1. Finmin denies Air India request to treat equity infusion as grant

Finmin denies Air India request to treat equity infusion as grant

The ministry of finance has not accepted a proposal by Air India to treat Rs 4,300 crore of the government’s equity infusion into the airline...

By: and | Mumbai | Published: June 2, 2015 1:11 AM
Air India equity infusion

FE had earlier reported that the Rs 4,300 crore equity received by Air India, as part of the government’s infusion in accordance to the Turn Around Plan (TAP), will be used to fund the interest cost. (Reuters)

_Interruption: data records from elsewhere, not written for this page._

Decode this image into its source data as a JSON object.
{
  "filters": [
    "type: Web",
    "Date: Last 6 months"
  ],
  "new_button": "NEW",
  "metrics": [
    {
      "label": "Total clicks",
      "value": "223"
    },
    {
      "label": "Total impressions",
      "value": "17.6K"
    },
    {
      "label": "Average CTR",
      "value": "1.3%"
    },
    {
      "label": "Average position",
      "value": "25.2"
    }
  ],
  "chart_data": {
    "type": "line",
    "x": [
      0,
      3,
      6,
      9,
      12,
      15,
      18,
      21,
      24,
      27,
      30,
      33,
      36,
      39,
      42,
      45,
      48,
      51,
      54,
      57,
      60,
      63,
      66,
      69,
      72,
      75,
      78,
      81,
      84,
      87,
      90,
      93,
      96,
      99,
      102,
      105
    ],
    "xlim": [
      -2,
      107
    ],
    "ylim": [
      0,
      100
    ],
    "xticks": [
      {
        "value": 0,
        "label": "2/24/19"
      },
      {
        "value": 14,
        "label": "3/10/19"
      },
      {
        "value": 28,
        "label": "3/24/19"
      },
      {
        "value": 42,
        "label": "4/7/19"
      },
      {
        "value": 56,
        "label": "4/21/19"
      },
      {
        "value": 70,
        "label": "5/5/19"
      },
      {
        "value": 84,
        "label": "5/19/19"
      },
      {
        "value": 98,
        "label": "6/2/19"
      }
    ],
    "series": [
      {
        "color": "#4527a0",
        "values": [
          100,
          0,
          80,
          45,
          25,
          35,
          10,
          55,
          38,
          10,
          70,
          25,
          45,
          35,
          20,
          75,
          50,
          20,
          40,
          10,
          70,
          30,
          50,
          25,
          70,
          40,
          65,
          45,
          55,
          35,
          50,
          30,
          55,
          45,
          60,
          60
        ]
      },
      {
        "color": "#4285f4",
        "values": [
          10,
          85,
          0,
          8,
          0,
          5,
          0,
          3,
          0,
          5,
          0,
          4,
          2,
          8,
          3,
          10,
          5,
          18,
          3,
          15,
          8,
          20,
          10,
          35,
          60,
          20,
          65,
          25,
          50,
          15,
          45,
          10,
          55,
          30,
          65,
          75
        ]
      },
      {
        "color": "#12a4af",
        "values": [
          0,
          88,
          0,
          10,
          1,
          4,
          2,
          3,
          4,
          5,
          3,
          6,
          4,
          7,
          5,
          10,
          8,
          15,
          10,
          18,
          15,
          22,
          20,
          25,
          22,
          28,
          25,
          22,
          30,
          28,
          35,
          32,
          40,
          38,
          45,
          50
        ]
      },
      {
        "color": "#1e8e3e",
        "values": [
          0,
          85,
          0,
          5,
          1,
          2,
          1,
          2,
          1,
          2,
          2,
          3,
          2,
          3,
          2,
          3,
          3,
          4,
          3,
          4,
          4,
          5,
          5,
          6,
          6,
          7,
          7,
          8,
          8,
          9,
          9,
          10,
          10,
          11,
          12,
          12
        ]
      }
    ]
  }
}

The ministry of finance has not accepted a proposal by Air India to treat Rs 4,300 crore of the government’s equity infusion into the airline as a grant or income so as to prop up the bottom line of the carrier. “The finance ministry hasn’t favourably considered the request from Air India,” a senior Air India official told FE.

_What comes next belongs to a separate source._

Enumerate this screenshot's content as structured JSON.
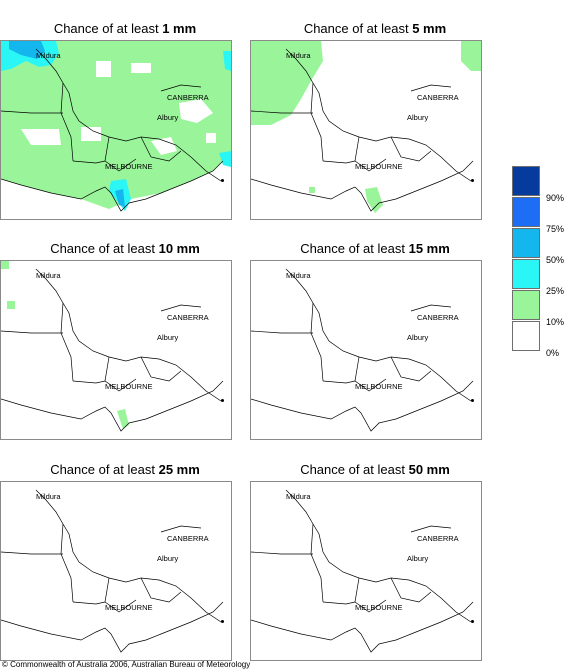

FE had earlier reported that the Rs 4,300 crore equity received by Air India, as part of the government’s infusion in accordance to the Turn Around Plan (TAP), will be used to fund the interest cost. Therefore, Air India executives want to treat this equity infusion as an income in the airline’s balancesheet.

“The Rs 4,300 crore of equity will be used to fund the interest cost so the correct way to account for this is to treat this as income although over the last three years it has been treated as capital in the balancesheet,” an Air India executive had observed then.

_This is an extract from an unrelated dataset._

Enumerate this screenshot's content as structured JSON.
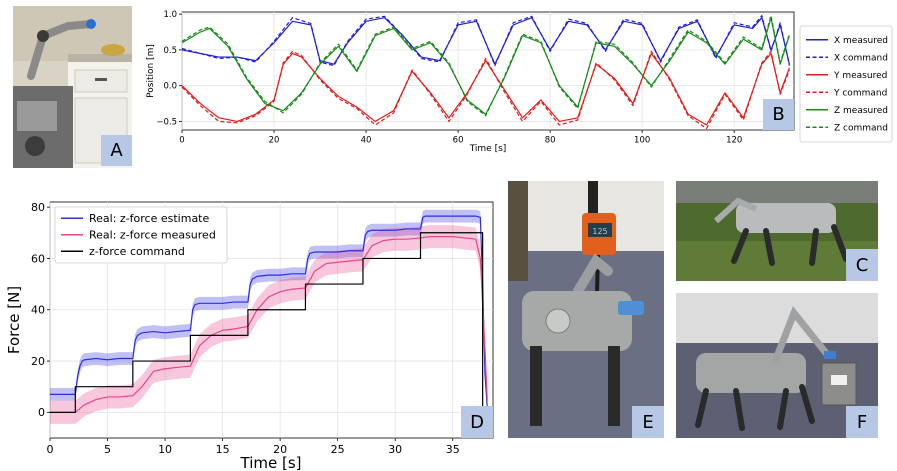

A proposal to this effect had been forwarded by the civil aviation ministry to the finance ministry. Had the proposal been accepted, the carrier hoped to report a profit in 2017-18, the first time in a decade.

Executives explained that according to Accounting Standard 12, grants could be accounted for via the ‘capital approach’, by which it is treated as part of shareholders’ funds, or the ‘income approach’, in which case the grant is taken to income over one or more periods. Analysts agree that a ‘profitable airline’ might find it easier to raise loans to fund its expansion plans.

Also, the interest payable by the airlines is funded by the government, which subscribes to the carrier’s equity capital; the airline wants this amount to be reflected as income.

With accumulated losses of close to Rs 31,000 crore, Air India has been looking to rejig its balancesheet so as to be able to report a profit. The national carrier wants to treat a part of the government’s equity infusion as a grant or income so as to prop up the bottom line.

Though the airline is expected to report reasonably good revenues of around Rs 21,290 crore for FY15, losses are estimated as Rs 4,346 crore as a big chunk of revenues of will be eaten up by interest costs on outstanding borrowings of close to Rs 40,000 crore.

The national carrier is however expected to post a small profit of about Rs 10 crore during FY16 on the back of a fall in oil prices, increasing revenues and a re-jig in its operational efficiencies.